It’s easy to listen to a podcast about the habits that get in the way of building trust and resilience and conjure up that one, specific colleague – you know who I’m talking about – who is getting it all wrong. Did you just mentally travel down that path? Thinking about the person who talks over the team? Hoards information? Consistently misses deadlines? Takes the credit and passes the blame? I get it. It’s comfortable to think about the changes someone else needs to make. And, it keeps us stuck.

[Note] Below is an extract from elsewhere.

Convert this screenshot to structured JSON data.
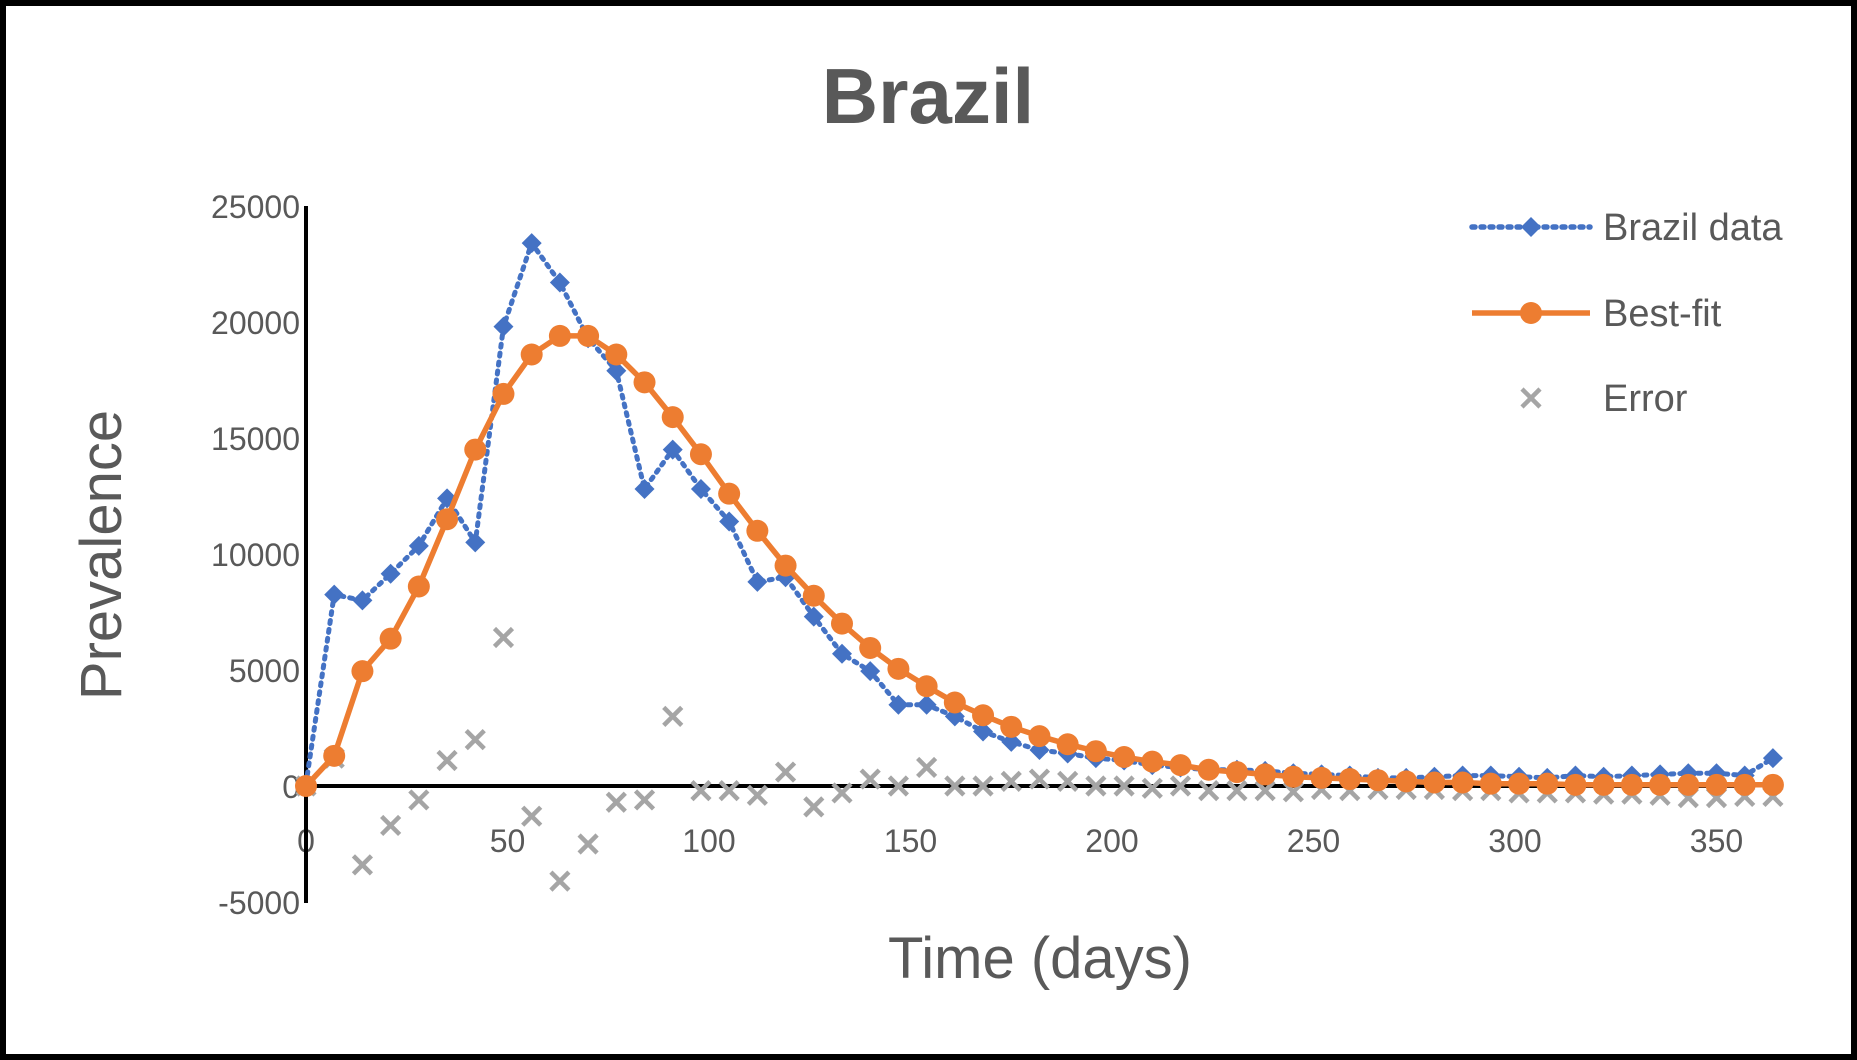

If we want our teams not just to be able to survive adversity, but to thrive and to grow from challenging experiences, we need to build the muscle of first looking in the mirror.
Notice and Name
My personal canary-in-the-coal-mine that I’m out of sorts is a sigh+eye roll in response to every new text asking to chat, a “what now? 🙄” reaction. That’s my cue to shift out of autopilot and examine the path I’m traveling … from stressor → emotion → story I’m telling myself → behavior.
If I can notice and name each of these pieces, I get visibility to the way I’m showing up and what might really be behind it. I can challenge my own faulty narratives – the stories I’m telling myself that may not be true about the situation.
This practice begins to build the muscle of owning what we’re contributing to a relationship or team dynamic. If you struggle to name an emotion, help is here.
Shift into Curiosity
We each have a go-to response in challenging situations; noticing yours creates some space where you can choose to respond differently. That can be a shift like –
“This is never going to work” →
“What can I learn in this moment?” or
“What might be possible?” or
“Who might I get a different perspective from?”
Examine what’s going unsaid
The thing that goes unsaid often turns up the heat in a difficult situation. When I find myself getting short or replaying a challenging interaction, it can help to ask what I might be leaving unsaid. Does it need to be said? If yes, how can I say it in a way that it can be heard and move this relationship forward? If no, how might I let go of it?
In my experience, these habits don’t just snap into place and stick. These are my ongoing work. When I’m really struggling with one, it’s helpful to tell a colleague what I’m working on and ask for a nudge when they notice that one of these has fallen by the wayside.
All the better if you tell your entire team that you’re practicing these and invite the team to practice with you. There’s magic in making it ok for everyone to work on this kind of growth.
That’s it for now. I’ll be in the kitchen this weekend trying out two new recipes. One for a chewy, no chill chocolate chip cookie and one for a veggie soup.